True Blood, Saison 5 : Le Sang du Châtiment

Un bain de sang plus tard, la conclusion de la saison 4, inégale certes, nous avait laissé sur le carreau avec une chute d’une violence sans détour. Un bon moyen de maintenir un public avide, en particulier lorsque l’on touche à un des personnages principaux. Mais elle annonçait surtout le retour d’un personnage à la cruauté démentielle, le délicieux Russell Edington qui, au cours de la saison 3, était à deux doigt de déclencher une guerre entre vampires et humains après avoir cracher sa haine à la face du monde lors d’un prime time mémorable. 

La grande surprise de cette saison 5 se situe pourtant ailleurs : le détour par la Fantasy (les origines de Sookie et les nombreuses créatures annexes) avait commencé à banaliser le mythe du vampire au sein de la série : on retourne ici au fondamental, là où la saison 4 faisait affronter vampires et magie noire. Seul une sous-intrigue prétexte tente d’ajouter une couche dans le bestiaire surnaturel avec une vengeance d’outre-tombe trouvant sa source dans le conflit Irakien ! Surprenant, et tout à l’honneur du personnage de Terry Bellefleur, sauf que cette mésaventure ne fait que gonfler vainement quelques épisodes plutôt que d’irriguer le noeud central du récit. Tout comme dans la saison dernière d’ailleurs…
Place davantage aux vampires donc, avec la découverte de l’Autorité, confrérie pacifique toute puissante recluse dans un temple souterrain et dont le meneur (incarné par Christopher « Oz » Meloni) prône avec certitude l’alliance entre humains et vampires. L’arrivée de Bill et Eric au sein de l’ordre et le retour imminent de Russell, qu’on imagine ivre de vengeance et de folie, vont alors mettre un boxon de tous les diables. Au délà d’un désir de pacification qui va vite tourner au vinaigre, on y découvre l’existence des sanguinista, des extrémistes religieux vampires louant la bible des vampires (!!!??) et le règne de la légendaire Lilith. 
Avec un sens du grand-guignol toujours plus poussé (on a jamais vu autant de desintégration de vampires), les séquences se déroulant du coté de l’Autorité développent autant un humour noir réjouissant que des rebondissements chaotiques, donnant à un vaste complot des allures de méli-mélo écrit au jour le jour par des scénaristes surexcités. À cela, les sous-intrigues à Bon Temps se propagent et les personnages se multiplient (sans compter les nouveaux comme Nora, la « soeur » de sang d’Eric, la langoureuse Salomé, de nouvelles fées, le père d’Alcide…) : Andy Bellefleur et sa nouvelle liaison menacée par une fée coquine, Alcide et ses soucis de meutes lycantrophes (dans une atmosphère à la Son of Anarchy), Lafayette traînant encore quelques restes de désespoir sorcier, Sookie face à ses origines, le triangle amoureux Jessica/Hoyt/Jason, Tara et sa nouvelle existence de vampire…

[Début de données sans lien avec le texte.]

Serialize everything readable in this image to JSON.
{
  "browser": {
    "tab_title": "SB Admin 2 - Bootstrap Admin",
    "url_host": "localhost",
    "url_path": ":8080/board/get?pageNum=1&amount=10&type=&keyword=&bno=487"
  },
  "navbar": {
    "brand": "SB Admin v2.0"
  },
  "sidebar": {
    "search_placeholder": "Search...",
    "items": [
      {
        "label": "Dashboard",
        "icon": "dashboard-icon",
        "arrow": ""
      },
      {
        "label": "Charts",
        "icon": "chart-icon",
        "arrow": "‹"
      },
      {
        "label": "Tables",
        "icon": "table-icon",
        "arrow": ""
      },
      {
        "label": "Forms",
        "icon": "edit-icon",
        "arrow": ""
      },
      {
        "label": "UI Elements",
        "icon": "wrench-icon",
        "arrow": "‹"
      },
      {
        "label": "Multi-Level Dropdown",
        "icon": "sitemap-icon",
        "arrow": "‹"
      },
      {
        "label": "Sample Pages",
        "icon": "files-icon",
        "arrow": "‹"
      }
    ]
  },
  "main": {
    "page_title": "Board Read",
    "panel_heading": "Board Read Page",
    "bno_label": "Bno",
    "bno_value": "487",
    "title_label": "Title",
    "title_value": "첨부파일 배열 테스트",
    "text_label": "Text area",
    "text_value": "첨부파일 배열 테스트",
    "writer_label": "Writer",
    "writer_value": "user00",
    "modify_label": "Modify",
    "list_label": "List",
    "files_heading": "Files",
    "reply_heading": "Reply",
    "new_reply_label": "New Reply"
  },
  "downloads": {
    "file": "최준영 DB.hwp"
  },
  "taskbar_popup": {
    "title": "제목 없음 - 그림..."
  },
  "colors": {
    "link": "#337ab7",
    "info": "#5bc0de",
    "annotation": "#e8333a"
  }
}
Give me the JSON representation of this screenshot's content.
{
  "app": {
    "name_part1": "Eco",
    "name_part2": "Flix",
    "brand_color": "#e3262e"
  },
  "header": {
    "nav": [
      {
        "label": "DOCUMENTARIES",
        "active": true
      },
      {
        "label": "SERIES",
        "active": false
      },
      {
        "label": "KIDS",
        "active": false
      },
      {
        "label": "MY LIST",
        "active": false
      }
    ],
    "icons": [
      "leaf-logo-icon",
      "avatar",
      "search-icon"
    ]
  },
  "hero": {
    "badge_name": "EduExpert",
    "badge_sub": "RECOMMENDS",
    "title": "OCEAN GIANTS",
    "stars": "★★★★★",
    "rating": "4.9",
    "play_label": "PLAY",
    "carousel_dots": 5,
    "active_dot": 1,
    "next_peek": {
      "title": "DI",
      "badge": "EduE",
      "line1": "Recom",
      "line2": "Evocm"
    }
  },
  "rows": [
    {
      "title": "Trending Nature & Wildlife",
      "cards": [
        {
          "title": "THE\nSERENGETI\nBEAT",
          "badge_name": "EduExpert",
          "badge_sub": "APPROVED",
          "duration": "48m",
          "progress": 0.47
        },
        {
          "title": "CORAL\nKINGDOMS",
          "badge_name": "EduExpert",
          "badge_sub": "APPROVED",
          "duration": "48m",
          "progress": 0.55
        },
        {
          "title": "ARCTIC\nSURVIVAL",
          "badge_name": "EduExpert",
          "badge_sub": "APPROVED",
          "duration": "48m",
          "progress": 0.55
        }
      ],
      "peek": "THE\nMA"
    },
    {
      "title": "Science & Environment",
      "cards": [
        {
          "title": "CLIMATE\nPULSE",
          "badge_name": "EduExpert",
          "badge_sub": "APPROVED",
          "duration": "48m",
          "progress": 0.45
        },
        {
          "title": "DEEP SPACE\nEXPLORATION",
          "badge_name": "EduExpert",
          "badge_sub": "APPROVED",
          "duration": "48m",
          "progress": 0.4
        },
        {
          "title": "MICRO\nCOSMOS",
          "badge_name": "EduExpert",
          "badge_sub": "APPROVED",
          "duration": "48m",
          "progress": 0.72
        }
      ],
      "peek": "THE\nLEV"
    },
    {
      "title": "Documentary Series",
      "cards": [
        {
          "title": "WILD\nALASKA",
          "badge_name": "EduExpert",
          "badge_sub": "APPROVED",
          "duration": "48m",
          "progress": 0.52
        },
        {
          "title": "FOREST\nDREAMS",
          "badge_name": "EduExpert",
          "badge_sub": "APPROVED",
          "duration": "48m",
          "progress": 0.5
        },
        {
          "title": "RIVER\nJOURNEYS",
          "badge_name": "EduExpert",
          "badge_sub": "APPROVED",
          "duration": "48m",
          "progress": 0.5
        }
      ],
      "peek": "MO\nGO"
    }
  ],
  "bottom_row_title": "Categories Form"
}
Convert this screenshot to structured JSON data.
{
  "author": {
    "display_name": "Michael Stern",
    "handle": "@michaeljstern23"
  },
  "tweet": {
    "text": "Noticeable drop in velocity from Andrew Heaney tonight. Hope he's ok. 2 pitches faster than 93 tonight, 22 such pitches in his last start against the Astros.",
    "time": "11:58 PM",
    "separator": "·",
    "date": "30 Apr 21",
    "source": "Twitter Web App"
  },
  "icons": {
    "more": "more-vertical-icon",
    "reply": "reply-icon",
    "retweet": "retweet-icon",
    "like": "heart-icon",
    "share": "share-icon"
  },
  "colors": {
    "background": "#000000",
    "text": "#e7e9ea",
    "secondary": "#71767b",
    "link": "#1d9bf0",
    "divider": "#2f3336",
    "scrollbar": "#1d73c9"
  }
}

Au final, le show gère hélas assez mal cette propagation d’intrigues parfois maladroites, usant d’idées à la va-vite jusqu’au grotesque (un vampire-fantôme, really ?) et sacrifiant au passage le personnage de Russell (réduit alors à un pantin comique et racé gesticulant au fond d’un plan). 
On en tire tout de même la description d’un Amérique parallèle plus vraie que nature, où des bouseux armés jusqu’au dents, les Obama, tuent tous les « non-humains », et quelques nouvelles pistes sur la « famille » de Sookie. Mais il faut relever que l’ambiance de folie imprégnant les dernières épisodes reste tout de même d’une efficacité absolue (jusque dans une scène d’adieu étonnement bouleversante). 
La saison 5 se débarrasse alors de ce qui coulait dans les veines de la série : la romance interdite, explorée jusqu’à plus soif et ici ignorée (rebondissant vaguement sur le personnage de Jessica) ; l’occasion de rendre le personnage de Pam toujours plus touchant (sa rencontre avec Eric enfin révélée), surtout lorsqu’elle élève sa nouvelle progéniture vampire en la personne de Tara. Une vraie surprise.
Foutraque dans le bon et le mauvais sens du terme, pas à l’abri d’un cliffangher bien méchant, on se demande bien ce que l’univers de Charlene Harris nous réserve encore après cette saison annonçant des séquelles au goût de chaos fort alléchant.